What is Zohydro and why do people want to keep Zohydro off the market?

Manufactured by Zogenix, a pharmaceutical company based in San Diego, Zohydro is a new painkiller that contains pure opioid hydrocodone, the active ingredient in Vicodin.

But unlike Vicodin, which is a combo of a large dose of acetaminophen with just a few milligrams of hydrocodone, Zohydro can contain up to 50 milligrams of pure hydrocodone. In fact, one capsule of Zohydro contains enough opioid to kill a child.

While Zohydro offers an effective alternative for pain control, its sheer potency also increases the likelihood of abuse and addiction.

According to the CDC, the overprescribing of opioids was the main cause of the nation’s opioid epidemic, and the Substance Abuse and Mental Health Services Administration (SAMHSA) reported a 430% increase of treatment admissions for abuse of prescription pain relievers from 1999 to 2009.

Like the popular painkiller Oxycontin, Zohydro can be easily crushed and thus easily abused. Although Zogenix is working on a crush-resistant formula, long-term use of this drug can still lead to tolerance and dependence—even when patients use it as prescribed for medical reasons.

So when the FDA approved Zohydro back in October despite an almost unanimous warning against the drug by the FDA advisory committee, addiction experts launched into a passionate campaign against Zohydro.

Are there safety measures in place to prevent Zohydro from being abused?

Yes.  Zogenix and the FDA have set up several barriers to minimize abuse.

Crush-Resistant Formula. As aforementioned, Zogenix is working on a crush-resistant formula of Zohydro, which should be available in the next three years.

External Safety Board. Zogenix has also implemented an External Safety Board, a panel of professionals who will evaluate the prescription and use of Zohydro.

According to the Zogenix press release, the board “will allow external, highly experienced specialists, to provide valuable insight and advice about the impact of introducing this new pain treatment to the community and, if needed, to recommend specific actions needed to ensure that the risk of abuse, misuse and diversion is minimized.”

Decreased risk of liver damage.
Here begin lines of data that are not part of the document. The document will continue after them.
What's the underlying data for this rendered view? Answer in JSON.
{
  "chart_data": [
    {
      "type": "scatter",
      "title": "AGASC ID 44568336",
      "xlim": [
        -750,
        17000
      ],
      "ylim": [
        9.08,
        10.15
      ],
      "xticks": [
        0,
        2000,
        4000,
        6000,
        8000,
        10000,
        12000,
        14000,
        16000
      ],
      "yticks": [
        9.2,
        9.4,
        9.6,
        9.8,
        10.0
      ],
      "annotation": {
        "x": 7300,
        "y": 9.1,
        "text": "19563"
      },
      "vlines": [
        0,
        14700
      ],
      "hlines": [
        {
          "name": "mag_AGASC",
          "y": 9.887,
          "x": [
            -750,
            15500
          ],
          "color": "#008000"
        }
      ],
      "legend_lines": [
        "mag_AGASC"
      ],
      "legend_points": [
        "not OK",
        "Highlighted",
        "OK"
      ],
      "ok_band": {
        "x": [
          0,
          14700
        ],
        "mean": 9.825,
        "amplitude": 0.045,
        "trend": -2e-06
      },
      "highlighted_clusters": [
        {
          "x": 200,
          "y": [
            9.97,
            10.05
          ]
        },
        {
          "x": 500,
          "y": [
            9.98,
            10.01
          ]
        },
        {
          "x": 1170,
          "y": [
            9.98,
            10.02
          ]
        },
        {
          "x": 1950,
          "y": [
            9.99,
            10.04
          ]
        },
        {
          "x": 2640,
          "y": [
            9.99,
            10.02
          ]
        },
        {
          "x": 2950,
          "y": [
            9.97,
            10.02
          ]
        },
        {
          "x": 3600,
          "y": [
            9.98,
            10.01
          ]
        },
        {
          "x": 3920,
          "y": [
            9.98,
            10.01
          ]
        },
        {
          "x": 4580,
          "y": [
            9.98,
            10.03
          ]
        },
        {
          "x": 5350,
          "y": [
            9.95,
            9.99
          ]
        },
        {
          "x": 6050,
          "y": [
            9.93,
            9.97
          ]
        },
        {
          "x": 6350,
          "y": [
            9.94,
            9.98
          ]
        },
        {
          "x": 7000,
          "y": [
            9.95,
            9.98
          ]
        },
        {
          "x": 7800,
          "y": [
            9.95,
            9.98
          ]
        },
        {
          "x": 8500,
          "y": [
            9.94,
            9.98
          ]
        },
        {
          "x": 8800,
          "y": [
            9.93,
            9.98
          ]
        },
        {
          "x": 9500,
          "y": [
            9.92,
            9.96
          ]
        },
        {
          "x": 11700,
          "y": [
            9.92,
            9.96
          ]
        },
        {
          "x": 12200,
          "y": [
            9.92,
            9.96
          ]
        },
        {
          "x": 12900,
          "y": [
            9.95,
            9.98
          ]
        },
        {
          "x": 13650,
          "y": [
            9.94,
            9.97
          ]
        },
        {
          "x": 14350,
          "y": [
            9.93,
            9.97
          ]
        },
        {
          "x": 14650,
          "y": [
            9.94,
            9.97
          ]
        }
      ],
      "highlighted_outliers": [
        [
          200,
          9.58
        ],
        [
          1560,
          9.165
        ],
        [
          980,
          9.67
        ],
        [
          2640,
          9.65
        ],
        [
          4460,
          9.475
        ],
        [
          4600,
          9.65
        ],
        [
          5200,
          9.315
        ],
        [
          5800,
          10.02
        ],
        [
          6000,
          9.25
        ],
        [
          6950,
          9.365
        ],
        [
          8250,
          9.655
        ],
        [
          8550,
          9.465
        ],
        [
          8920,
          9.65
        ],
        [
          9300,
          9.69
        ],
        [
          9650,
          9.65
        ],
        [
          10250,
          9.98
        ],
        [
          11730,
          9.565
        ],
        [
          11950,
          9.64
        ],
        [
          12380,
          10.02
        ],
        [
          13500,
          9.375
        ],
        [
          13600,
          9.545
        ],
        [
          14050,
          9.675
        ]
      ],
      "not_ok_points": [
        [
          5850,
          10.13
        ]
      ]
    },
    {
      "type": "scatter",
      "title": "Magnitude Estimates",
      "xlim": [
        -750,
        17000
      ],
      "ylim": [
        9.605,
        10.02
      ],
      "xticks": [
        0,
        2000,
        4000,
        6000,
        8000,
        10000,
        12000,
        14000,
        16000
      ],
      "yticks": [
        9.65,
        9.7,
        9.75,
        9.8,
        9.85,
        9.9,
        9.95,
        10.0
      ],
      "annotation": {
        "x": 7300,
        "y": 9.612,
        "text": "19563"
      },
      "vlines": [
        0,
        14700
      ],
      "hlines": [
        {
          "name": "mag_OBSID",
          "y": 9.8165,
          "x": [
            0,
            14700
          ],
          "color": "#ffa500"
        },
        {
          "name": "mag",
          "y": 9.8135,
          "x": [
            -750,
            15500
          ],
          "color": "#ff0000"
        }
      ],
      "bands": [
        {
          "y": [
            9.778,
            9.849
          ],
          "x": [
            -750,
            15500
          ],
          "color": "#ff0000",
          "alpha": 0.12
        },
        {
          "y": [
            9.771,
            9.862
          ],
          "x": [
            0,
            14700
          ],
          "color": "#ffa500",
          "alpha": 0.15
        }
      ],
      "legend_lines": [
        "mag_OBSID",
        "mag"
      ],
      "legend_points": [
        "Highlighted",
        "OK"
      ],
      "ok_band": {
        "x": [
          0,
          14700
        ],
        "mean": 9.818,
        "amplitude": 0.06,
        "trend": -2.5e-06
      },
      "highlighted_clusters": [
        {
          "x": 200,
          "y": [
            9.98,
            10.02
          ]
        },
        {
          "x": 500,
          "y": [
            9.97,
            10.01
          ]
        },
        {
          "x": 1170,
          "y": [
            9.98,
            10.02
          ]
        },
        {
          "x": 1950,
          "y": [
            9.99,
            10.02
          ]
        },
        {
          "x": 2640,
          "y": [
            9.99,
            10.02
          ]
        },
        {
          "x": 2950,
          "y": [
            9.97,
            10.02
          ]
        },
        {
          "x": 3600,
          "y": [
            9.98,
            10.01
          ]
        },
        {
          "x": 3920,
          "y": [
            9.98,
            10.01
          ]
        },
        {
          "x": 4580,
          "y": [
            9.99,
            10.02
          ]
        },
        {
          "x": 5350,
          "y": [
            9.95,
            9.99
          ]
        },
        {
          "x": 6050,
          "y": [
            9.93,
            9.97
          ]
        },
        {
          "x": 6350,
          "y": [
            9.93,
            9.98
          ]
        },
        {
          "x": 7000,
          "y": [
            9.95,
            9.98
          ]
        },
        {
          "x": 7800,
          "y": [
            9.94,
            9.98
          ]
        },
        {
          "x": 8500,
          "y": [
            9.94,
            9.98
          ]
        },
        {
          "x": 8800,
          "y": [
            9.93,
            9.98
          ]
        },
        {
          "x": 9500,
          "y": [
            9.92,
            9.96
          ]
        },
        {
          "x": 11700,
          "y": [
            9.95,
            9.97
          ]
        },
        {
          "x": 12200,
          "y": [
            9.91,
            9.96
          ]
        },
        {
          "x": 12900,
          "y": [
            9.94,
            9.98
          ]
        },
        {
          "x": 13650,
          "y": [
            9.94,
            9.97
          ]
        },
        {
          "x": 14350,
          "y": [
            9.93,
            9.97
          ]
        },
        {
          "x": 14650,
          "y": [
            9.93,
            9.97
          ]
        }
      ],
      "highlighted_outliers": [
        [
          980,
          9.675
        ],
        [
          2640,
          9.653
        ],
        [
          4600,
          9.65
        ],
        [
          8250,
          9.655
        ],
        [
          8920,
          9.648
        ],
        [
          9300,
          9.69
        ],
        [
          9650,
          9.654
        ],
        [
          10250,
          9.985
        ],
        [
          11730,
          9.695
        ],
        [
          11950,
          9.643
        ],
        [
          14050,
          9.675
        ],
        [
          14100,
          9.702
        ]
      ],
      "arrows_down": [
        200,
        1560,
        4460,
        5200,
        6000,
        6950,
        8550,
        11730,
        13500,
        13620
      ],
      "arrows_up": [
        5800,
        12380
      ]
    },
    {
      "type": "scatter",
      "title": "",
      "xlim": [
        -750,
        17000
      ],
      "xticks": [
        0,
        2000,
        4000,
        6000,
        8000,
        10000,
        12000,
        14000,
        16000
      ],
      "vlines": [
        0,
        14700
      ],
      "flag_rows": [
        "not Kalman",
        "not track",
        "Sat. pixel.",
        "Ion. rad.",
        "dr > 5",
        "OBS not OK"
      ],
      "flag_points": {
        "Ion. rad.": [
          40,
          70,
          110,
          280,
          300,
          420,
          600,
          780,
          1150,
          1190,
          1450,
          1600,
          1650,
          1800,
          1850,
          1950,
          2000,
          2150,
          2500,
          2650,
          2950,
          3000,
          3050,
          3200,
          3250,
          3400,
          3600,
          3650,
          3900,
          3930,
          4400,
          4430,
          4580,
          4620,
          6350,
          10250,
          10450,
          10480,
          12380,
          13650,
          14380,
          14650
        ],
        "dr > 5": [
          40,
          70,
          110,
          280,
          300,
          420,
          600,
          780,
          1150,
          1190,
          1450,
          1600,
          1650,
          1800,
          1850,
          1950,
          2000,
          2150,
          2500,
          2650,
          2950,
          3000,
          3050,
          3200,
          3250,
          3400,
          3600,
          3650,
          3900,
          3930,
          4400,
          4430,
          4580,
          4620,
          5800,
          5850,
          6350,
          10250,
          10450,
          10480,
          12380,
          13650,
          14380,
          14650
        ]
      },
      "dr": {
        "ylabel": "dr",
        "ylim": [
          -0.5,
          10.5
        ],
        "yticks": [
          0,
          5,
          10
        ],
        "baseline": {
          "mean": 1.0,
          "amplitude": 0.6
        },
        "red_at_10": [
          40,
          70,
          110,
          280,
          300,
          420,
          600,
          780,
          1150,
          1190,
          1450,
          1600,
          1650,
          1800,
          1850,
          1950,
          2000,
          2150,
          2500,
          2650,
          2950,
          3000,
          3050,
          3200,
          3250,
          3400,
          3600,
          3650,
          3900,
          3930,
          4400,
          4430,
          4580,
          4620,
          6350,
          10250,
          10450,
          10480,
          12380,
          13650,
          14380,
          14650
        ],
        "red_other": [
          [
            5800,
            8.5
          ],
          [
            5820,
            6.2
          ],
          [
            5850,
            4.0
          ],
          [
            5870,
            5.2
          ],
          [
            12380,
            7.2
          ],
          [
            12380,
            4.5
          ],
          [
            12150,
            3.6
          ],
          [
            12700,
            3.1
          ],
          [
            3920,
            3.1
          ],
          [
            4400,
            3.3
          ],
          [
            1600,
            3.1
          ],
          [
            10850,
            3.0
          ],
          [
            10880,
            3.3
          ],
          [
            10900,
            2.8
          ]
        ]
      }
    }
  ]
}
Because long-term use of acetaminophen can cause liver damage, Zohydro supporters argue that an acetaminophen-free pain medication can reduce the risk of liver failure and provide another therapeutic option of pain control.

Limited prescription. As a Schedule II drug, Zohydro will be strictly monitored, and prescription will be limited for patients whose pain is not relieved by alternative treatment options.

Do the risks outweigh the benefits?

Still, critics still argue that the consequences of bringing another potent opioid drug to the market outweigh the benefit. Although it may be too late now to prevent Zohydro’s release, critics will continue fight to keep similar drugs off the market in the future.